I'm also a big fan of adult kids not being given presents by extended family. Mine now inky get a card and some sweets. I suggested to my parents that they stop giving presents when the DC reach 21 which is exactly what they've done.

tiredandemotional61 Thu 05-Jan-17 23:48:53

Scrounged: I actually agree but some continue to do it - they are quite close family but geographically spread out.
I just wish he'd bloody do it without needing a reminder!

LouisvilleLlama Thu 05-Jan-17 23:54:00

I don't think I ever wrote thank you notes as a child and never do now, I find them strange TBH. I saw my relatives on Boxing Day / new year or spoke to them on Christmas Day and showed my appreciation.

It's obviously the same thing but I always enjoyed speaking to relatives on the phone but imagine relatives as I imagine small children being somewhat forced to write thank you letters and as such the thanks seems less genuine. In the way of when writing it may be somewhat begrudging rather than joy when speaking not less genuine as thankful if that makes sense

dollydaydream114 Fri 06-Jan-17 10:16:51

I'd imagine that it is entirely because he has always been pressured to write thank-you letters as a child that he has stopped the instant he could....

Oh for god's sake, teaching a child to thank people for gifts is totally normal; he hasn't been bloody traumatised by it and he's being childish if he resents being taught basic manners.

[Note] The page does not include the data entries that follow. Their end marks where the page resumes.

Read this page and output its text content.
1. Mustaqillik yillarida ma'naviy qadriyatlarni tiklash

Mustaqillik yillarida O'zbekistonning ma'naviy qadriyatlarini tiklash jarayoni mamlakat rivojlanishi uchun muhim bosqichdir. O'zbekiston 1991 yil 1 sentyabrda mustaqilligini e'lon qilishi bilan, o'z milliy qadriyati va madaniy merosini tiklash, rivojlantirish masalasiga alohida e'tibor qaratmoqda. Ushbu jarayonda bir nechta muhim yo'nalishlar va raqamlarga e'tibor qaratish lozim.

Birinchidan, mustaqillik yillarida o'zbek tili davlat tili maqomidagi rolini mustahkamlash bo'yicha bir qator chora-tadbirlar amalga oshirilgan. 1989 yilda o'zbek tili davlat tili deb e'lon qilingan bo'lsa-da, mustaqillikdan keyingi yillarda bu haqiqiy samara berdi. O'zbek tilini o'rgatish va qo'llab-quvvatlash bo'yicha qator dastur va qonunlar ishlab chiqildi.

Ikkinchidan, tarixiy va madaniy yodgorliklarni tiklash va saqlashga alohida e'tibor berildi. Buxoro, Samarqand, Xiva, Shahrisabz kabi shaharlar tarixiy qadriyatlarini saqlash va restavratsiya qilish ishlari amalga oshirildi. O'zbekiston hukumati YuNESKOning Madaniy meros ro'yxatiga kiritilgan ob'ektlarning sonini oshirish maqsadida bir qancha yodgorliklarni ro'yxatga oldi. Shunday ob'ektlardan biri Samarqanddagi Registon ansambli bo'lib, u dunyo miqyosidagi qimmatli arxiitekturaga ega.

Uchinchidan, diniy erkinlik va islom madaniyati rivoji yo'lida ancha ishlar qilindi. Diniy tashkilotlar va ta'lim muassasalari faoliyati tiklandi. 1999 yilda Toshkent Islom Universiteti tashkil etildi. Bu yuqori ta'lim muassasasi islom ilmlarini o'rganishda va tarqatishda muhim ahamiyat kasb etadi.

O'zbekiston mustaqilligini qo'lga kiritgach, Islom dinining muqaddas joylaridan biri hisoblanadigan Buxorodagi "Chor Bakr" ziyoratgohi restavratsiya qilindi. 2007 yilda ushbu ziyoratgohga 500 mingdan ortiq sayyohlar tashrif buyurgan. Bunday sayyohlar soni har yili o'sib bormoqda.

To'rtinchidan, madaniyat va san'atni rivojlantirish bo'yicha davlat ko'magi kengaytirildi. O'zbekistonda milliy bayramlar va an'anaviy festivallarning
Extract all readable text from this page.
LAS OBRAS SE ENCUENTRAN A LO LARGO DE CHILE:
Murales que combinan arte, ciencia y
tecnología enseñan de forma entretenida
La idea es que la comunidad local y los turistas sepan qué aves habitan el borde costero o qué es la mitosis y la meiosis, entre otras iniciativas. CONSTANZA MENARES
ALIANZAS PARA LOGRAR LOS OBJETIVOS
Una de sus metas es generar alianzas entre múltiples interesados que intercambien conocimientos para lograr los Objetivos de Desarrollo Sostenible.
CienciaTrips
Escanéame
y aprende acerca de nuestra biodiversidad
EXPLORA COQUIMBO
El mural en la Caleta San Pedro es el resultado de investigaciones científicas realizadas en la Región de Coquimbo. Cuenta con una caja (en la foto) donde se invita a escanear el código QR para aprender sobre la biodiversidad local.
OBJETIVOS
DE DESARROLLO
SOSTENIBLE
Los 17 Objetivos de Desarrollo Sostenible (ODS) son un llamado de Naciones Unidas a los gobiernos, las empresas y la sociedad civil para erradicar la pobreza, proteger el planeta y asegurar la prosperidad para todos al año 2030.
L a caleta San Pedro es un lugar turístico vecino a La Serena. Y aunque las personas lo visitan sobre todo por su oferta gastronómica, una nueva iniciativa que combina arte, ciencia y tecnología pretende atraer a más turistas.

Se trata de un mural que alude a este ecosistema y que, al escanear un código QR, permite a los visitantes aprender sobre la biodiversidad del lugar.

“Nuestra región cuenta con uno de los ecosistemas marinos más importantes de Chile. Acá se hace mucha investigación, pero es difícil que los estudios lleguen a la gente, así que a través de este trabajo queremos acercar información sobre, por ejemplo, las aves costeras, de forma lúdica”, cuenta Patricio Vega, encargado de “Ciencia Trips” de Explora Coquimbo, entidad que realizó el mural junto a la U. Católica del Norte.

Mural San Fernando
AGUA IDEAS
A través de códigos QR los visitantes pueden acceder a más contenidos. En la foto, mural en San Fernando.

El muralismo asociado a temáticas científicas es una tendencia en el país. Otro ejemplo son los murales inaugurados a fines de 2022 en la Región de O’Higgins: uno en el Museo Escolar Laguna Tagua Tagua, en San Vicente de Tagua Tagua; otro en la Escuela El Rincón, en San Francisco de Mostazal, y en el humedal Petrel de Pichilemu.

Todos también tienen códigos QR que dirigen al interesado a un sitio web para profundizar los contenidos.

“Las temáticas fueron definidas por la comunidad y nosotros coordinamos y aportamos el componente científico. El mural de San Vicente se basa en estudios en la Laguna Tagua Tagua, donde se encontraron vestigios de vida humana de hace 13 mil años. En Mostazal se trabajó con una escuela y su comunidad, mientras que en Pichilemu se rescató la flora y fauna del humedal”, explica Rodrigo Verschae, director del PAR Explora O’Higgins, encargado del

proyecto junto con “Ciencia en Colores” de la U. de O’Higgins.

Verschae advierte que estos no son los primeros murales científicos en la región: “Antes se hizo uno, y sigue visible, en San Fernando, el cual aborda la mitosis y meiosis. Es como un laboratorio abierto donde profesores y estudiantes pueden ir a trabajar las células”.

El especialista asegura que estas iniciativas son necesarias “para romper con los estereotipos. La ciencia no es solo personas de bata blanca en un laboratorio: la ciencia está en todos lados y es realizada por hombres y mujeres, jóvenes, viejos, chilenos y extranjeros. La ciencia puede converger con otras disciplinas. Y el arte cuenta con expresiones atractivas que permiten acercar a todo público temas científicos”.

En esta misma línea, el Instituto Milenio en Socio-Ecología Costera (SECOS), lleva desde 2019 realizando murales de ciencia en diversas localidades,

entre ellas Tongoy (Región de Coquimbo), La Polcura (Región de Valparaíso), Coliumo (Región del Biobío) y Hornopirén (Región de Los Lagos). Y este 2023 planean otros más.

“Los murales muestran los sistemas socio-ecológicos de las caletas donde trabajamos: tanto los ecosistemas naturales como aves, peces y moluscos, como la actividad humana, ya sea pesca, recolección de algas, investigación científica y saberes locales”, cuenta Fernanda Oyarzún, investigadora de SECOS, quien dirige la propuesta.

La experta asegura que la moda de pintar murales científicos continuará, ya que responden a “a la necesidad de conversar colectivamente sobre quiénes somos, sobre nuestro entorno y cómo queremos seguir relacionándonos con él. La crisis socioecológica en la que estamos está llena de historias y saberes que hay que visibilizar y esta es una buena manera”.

Do you think it would be normal for him to stop brushing his teeth because he was 'pressurised' to do that? Or that he now plays with his willy in public because his mum told him not to when he was a toddler?

I do think that it's fine to leave it a bit longer than 5 January, but at some point soon he should text, send a Facebook message, phone or drop a card to people who bought him gifts to say thanks. It doesn't have to be a big deal, a simple 'Thanks for the gift, it was really kind of you! Hope you had a nice Christmas and New Year' is plenty.

AuntieStella Fri 06-Jan-17 10:22:22

It's Epiphany today, and that's the day that I pressurise my DC into writing any Xmas thank you letters that are still remaining.

Actually, they've been really good this year, and it's me that needs to sit down and do it blush

I would not nag a DC who had left home. I suspect that letters/emails will give way to emails/phone calls I hope the habit of thanking people (individually, not generically) will stick.

Just like I hope a heck of a lot of other learned social behaviour will stick.